Seguindo o caminho contrário, a Espanha apresentou um projeto de lei que visa permitir a interrupção voluntária da gravidez para jovens de 16 anos sem necessitar da autorização dos pais, além de propor uma licença para menstruações incapacitantes.

A proposta já foi aprovada no Conselho de Ministros, mas falta ainda passar pelo Parlamento. Caso entre em vigor, a educação sexual passará a ser obrigatória nas escolas e também será facilitado o acesso a contraceptivos.

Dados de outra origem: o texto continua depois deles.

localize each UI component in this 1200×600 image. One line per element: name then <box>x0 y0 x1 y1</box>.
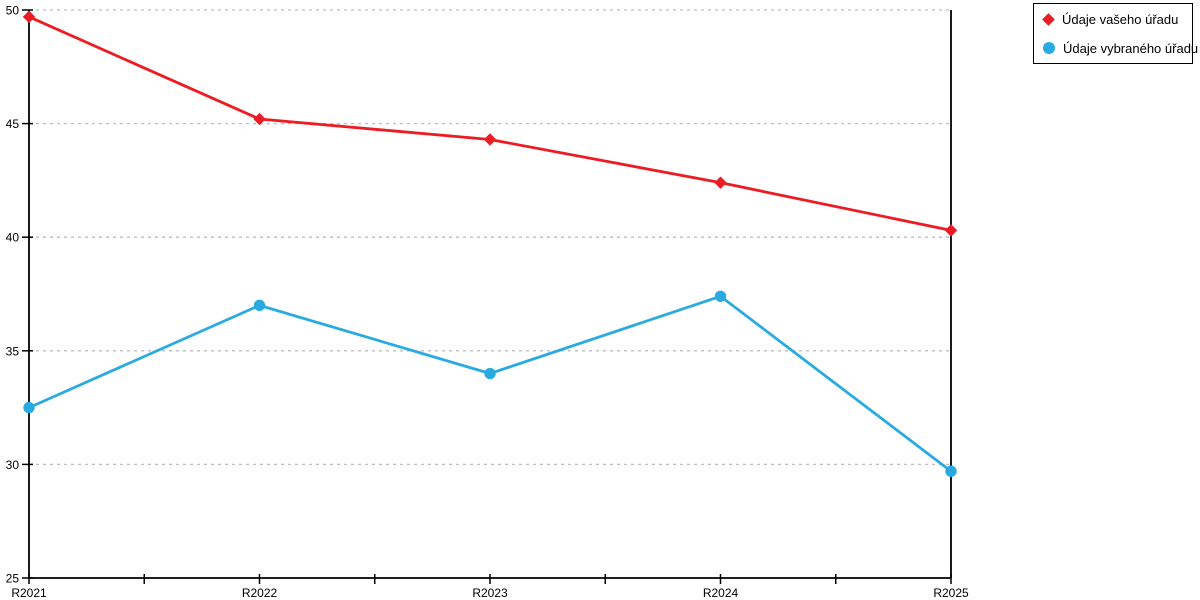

Apesar de ser um país majoritariamente católico, a Espanha possui o aborto gratuito voluntário até a 14ª semana de gestação e depois até a 21ª semana por motivos médicos.

“A gente está num momento bastante de recrudescimento de algumas conquistas sociais, de revisão, vamos dizer assim, mas por outro lado também tem avanços”, ressalva Ana Simão.

Para quem se interessar pela história da lei “Roe vs. Wade”, a plataforma de streaming Netflix lançou, em 2018, o documentário “Roe x Wade: Direitos das Mulheres nos EUA”. O filme entrevista pessoas a favor e contra o direito da interrupção voluntária da gravidez, políticos que estiveram envolvidos no desenvolvimento da lei, além de revelar a campanha do Partido Republicano para fechar as clínicas de aborto ao redor do país.